The answer, of course, is that the rest of the world hates him, and thus Americans by proxy. The man who’s all hat and no cows has invited Canada’s prime minister to visit his Crawford ranch, and can’t quite understand why the Canadian won’t take him up on the offer. Well, that’s not much of a surprise – with the turbulence of the Canadian political arena and the general hatred of George Bush and Dick Cheney in our neighbor to the north, no Canadian politician is going to associate with a man whom 85% of the Canadian public think is a bad leader.

What amazes me is that American politicians still don’t get it. The United States does not set the tone for the rest of the world. In the 90s, the United States did things faster, cleaner, and better than most other nations. Now it’s a nation struggling not to get left behind. The War on Terror is perhaps the world’s biggest folly, perpetrated by one of the most ignorant administrations in the history of any country at any time, and THAT is what’s being reflected in the world view.

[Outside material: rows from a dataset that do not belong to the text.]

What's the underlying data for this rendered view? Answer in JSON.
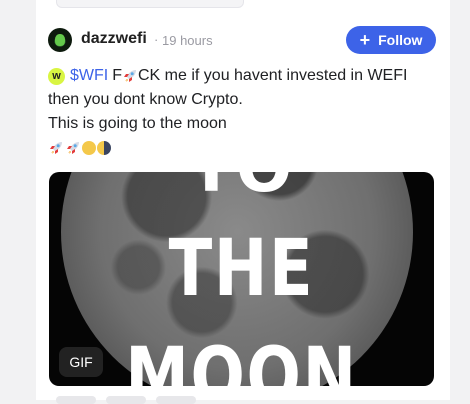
{
  "post": {
    "username": "dazzwefi",
    "separator": "·",
    "time": "19 hours",
    "follow_label": "Follow",
    "follow_icon": "plus-icon",
    "ticker": "$WFI",
    "text_line1_a": "F",
    "text_line1_b": "CK me if you havent invested in WEFI",
    "text_line2": "then you dont know Crypto.",
    "text_line3": "This is going to the moon",
    "emojis": [
      "rocket",
      "rocket",
      "full-moon",
      "first-quarter-moon"
    ]
  },
  "media": {
    "line1": "TO",
    "line2": "THE",
    "line3": "MOON",
    "badge": "GIF"
  },
  "colors": {
    "accent": "#3d63e8",
    "coin": "#d9f542"
  }
}
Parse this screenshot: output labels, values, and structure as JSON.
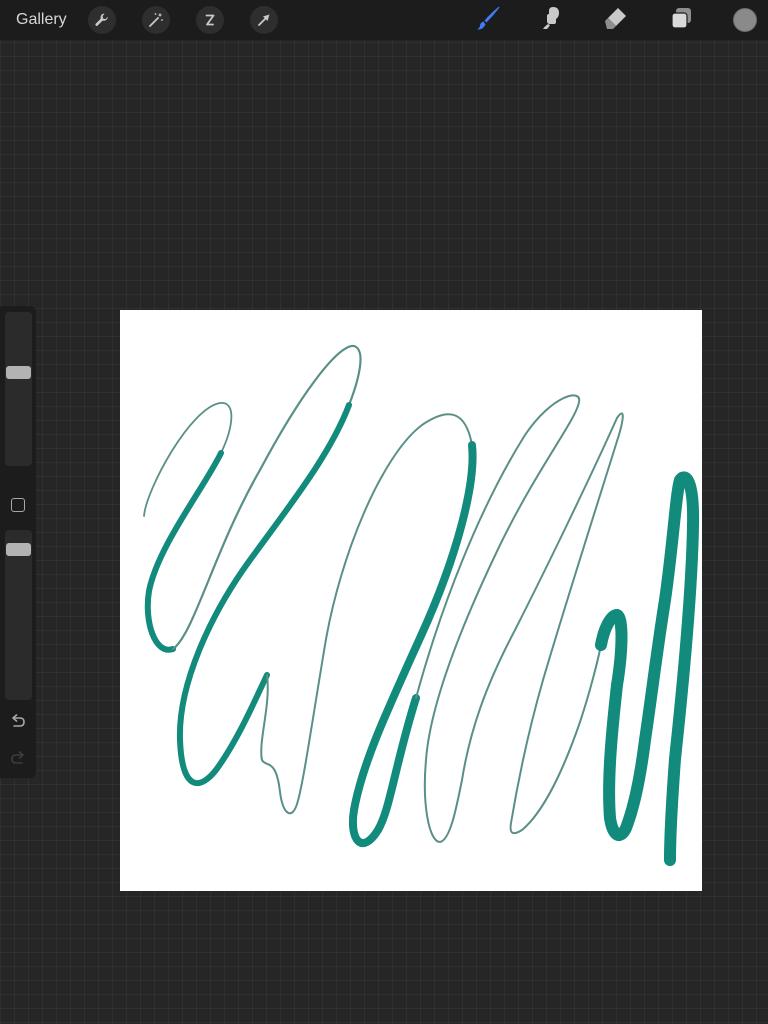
{
  "topbar": {
    "gallery_label": "Gallery",
    "left_tools": [
      {
        "icon": "wrench-icon",
        "name": "actions"
      },
      {
        "icon": "magic-wand-icon",
        "name": "adjustments"
      },
      {
        "icon": "selection-s-icon",
        "name": "selection"
      },
      {
        "icon": "arrow-cursor-icon",
        "name": "transform"
      }
    ],
    "right_tools": [
      {
        "icon": "brush-icon",
        "name": "brush",
        "active": true
      },
      {
        "icon": "smudge-icon",
        "name": "smudge"
      },
      {
        "icon": "eraser-icon",
        "name": "eraser"
      },
      {
        "icon": "layers-icon",
        "name": "layers"
      }
    ],
    "current_color": "#8a8a8a"
  },
  "sidebar": {
    "brush_size_level": 0.62,
    "brush_opacity_level": 0.92,
    "modify_button": "square-icon",
    "undo_icon": "undo-icon",
    "redo_icon": "redo-icon"
  },
  "canvas": {
    "background": "#ffffff",
    "stroke_color_light": "#5a8f88",
    "stroke_color_bold": "#128a7c"
  }
}
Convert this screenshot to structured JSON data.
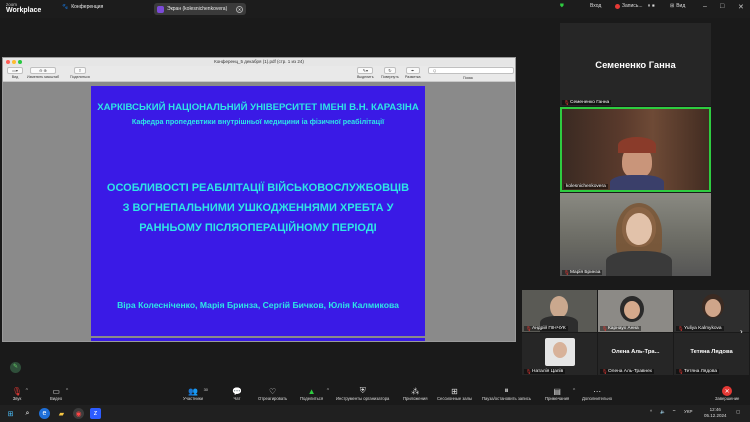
{
  "app": {
    "brand_small": "zoom",
    "brand_big": "Workplace",
    "conference_tab": "Конференция",
    "screen_share_label": "Экран (kolesnichenkovera)",
    "login_label": "Вход",
    "record_label": "Запись...",
    "view_label": "Вид"
  },
  "document": {
    "window_title": "Конференц_5 декабря (1).pdf (стр. 1 из 24)",
    "toolbar": {
      "view_label": "Вид",
      "zoom_label": "Изменить масштаб",
      "share_label": "Поделиться",
      "highlight_label": "Выделить",
      "rotate_label": "Повернуть",
      "annotate_label": "Разметка",
      "search_label": "Поиск",
      "search_placeholder": "Q"
    },
    "slide": {
      "university": "ХАРКІВСЬКИЙ НАЦІОНАЛЬНИЙ УНІВЕРСИТЕТ ІМЕНІ В.Н. КАРАЗІНА",
      "department": "Кафедра пропедевтики внутрішньої медицини іа фізичної реабілітації",
      "title_line1": "ОСОБЛИВОСТІ РЕАБІЛІТАЦІЇ ВІЙСЬКОВОСЛУЖБОВЦІВ",
      "title_line2": "З ВОГНЕПАЛЬНИМИ УШКОДЖЕННЯМИ ХРЕБТА У",
      "title_line3": "РАННЬОМУ ПІСЛЯОПЕРАЦІЙНОМУ ПЕРІОДІ",
      "authors": "Віра Колесніченко, Марія Бринза, Сергій Бичков, Юлія Калмикова",
      "bg_color": "#3a1ae6",
      "text_color": "#2ee6e6"
    }
  },
  "participants": {
    "big": [
      {
        "display": "Семененко Ганна",
        "label": "Семененко Ганна"
      },
      {
        "display": "",
        "label": "kolesnichenkovera"
      },
      {
        "display": "",
        "label": "Марія Бринза"
      }
    ],
    "small_row1": [
      {
        "label": "Андрій ПІНЧУК"
      },
      {
        "label": "Карнаух Анна"
      },
      {
        "label": "Yuliya Kalmykova"
      }
    ],
    "small_row2": [
      {
        "display": "",
        "label": "Наталія Цапів"
      },
      {
        "display": "Олена Аль-Тра...",
        "label": "Олена Аль-Травнех"
      },
      {
        "display": "Тетяна Лядова",
        "label": "Тетяна Лядова"
      }
    ],
    "active_speaker_color": "#2ecc40"
  },
  "toolbar": {
    "audio": "Звук",
    "video": "Видео",
    "participants": "Участники",
    "participants_count": "30",
    "chat": "Чат",
    "react": "Отреагировать",
    "share": "Поделиться",
    "host_tools": "Инструменты организатора",
    "apps": "Приложения",
    "breakout": "Сессионные залы",
    "pause_share": "Пауза/остановить запись",
    "notes": "Примечания",
    "more": "Дополнительно",
    "end": "Завершение"
  },
  "taskbar": {
    "language": "УКР",
    "time": "12:46",
    "date": "05.12.2024"
  }
}
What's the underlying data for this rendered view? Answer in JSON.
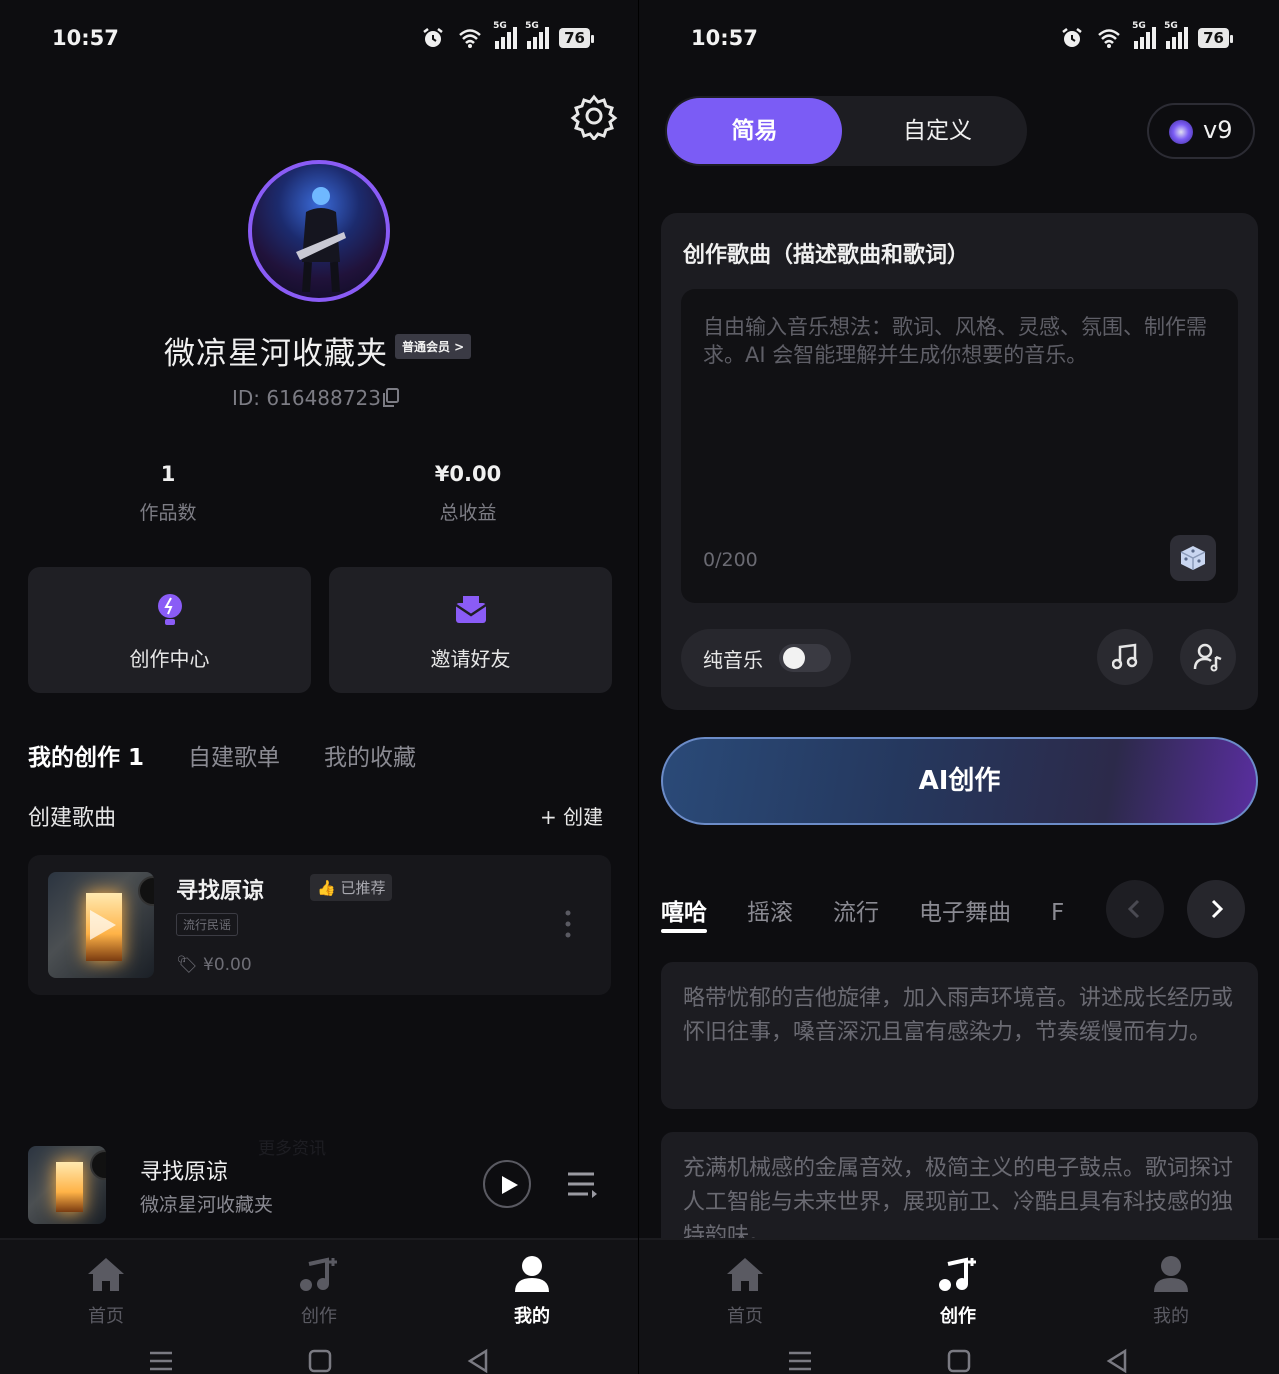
{
  "left": {
    "status": {
      "time": "10:57",
      "battery": "76",
      "net": "5G"
    },
    "profile": {
      "username": "微凉星河收藏夹",
      "member_badge": "普通会员 >",
      "user_id": "ID: 616488723"
    },
    "stats": [
      {
        "value": "1",
        "label": "作品数"
      },
      {
        "value": "¥0.00",
        "label": "总收益"
      }
    ],
    "actions": [
      {
        "label": "创作中心"
      },
      {
        "label": "邀请好友"
      }
    ],
    "tabs": [
      {
        "label": "我的创作 1"
      },
      {
        "label": "自建歌单"
      },
      {
        "label": "我的收藏"
      }
    ],
    "section": {
      "title": "创建歌曲",
      "create": "+ 创建"
    },
    "song": {
      "title": "寻找原谅",
      "badge": "已推荐",
      "tag": "流行民谣",
      "price": "¥0.00"
    },
    "mini_player": {
      "title": "寻找原谅",
      "artist": "微凉星河收藏夹",
      "ghost": "更多资讯"
    },
    "nav": [
      {
        "label": "首页"
      },
      {
        "label": "创作"
      },
      {
        "label": "我的"
      }
    ]
  },
  "right": {
    "status": {
      "time": "10:57",
      "battery": "76",
      "net": "5G"
    },
    "mode": {
      "simple": "简易",
      "custom": "自定义"
    },
    "version": "v9",
    "compose": {
      "title": "创作歌曲（描述歌曲和歌词）",
      "placeholder": "自由输入音乐想法：歌词、风格、灵感、氛围、制作需求。AI 会智能理解并生成你想要的音乐。",
      "count": "0/200",
      "pure_music": "纯音乐"
    },
    "ai_button": "AI创作",
    "genres": [
      "嘻哈",
      "摇滚",
      "流行",
      "电子舞曲",
      "F"
    ],
    "inspirations": [
      "略带忧郁的吉他旋律，加入雨声环境音。讲述成长经历或怀旧往事，嗓音深沉且富有感染力，节奏缓慢而有力。",
      "充满机械感的金属音效，极简主义的电子鼓点。歌词探讨人工智能与未来世界，展现前卫、冷酷且具有科技感的独特韵味。"
    ],
    "nav": [
      {
        "label": "首页"
      },
      {
        "label": "创作"
      },
      {
        "label": "我的"
      }
    ]
  },
  "colors": {
    "accent": "#7b5cf5",
    "background": "#0d0d10",
    "card": "#1c1c21"
  },
  "icons": [
    "alarm-icon",
    "wifi-icon",
    "signal-icon",
    "battery-icon",
    "gear-icon",
    "copy-icon",
    "bulb-icon",
    "mail-icon",
    "thumb-icon",
    "more-icon",
    "play-icon",
    "playlist-icon",
    "home-icon",
    "music-note-icon",
    "user-icon",
    "dice-icon",
    "singer-icon",
    "chevron-left-icon",
    "chevron-right-icon"
  ]
}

The bombings in Spain are the European version of September 11, 2001, and it’s astounding that the same sympathy that was extended to the United States has been brushed aside by the Bush administration as “weakness in the face of the terrorist threat.” And even as the Bush administration critiques Democratic presidential candidate John Kerry for saying that many world leaders desperately want Bush out of office, the realities of corruption, graft, greed, and spin from the Bush administration keep piliing up.

One cannot support education and shift the tax burden for its improvement to the state governments, then claim to have improved education for the citizens of the United States. One cannot declare a “War” without a specific target. One cannot feed the former friends in Texas indefinitely without getting a bite or two from the greedy dogs of Texan commerce.

What homeowner would keep a roofing contractor on the payroll when they KNOW he’s been overcharging on labor and materials – THEN add him to five more roofing contracts for friends, neighbors, and family? Apparently the Bush administration feels that Halliburton is just the type of contractor they like – and to hell with the evidence that Halliburton has been stealing from the American taxpayer. The reconstruction work in Iraq, expected to last well through the next four years, is being overbid by the Texas company, and the costs keep spiraling. The complaints from the troops in the field show a very different story – while a slick ad campaign intended to bolster Halliburton’s image at home shows cheeseburgers being fed to grateful troops in the field, the reality is, troops in Iraq are being fed the equivalent of gruel and expected to live in squalor – provided by Halliburton’s contractors and subcontractors. Kickbacks have been taken by employees totaling $6.2 million – initially denied by the company, then admitted.

A congratulations to the new prime minister of Spain won’t accomplish anything in the short or the long run. Kerry’s assertion that he’s the only real choice for the nation and for the rest of the world is being borne out by the events and actions of the Bush team. It’s corruption at the top level; and it’s growing exponentially by the day. Bush has to go – peacefully, or quietly, but the real regime change has to begin in the United States – in the removal of a man who’s literally all hat and no cows.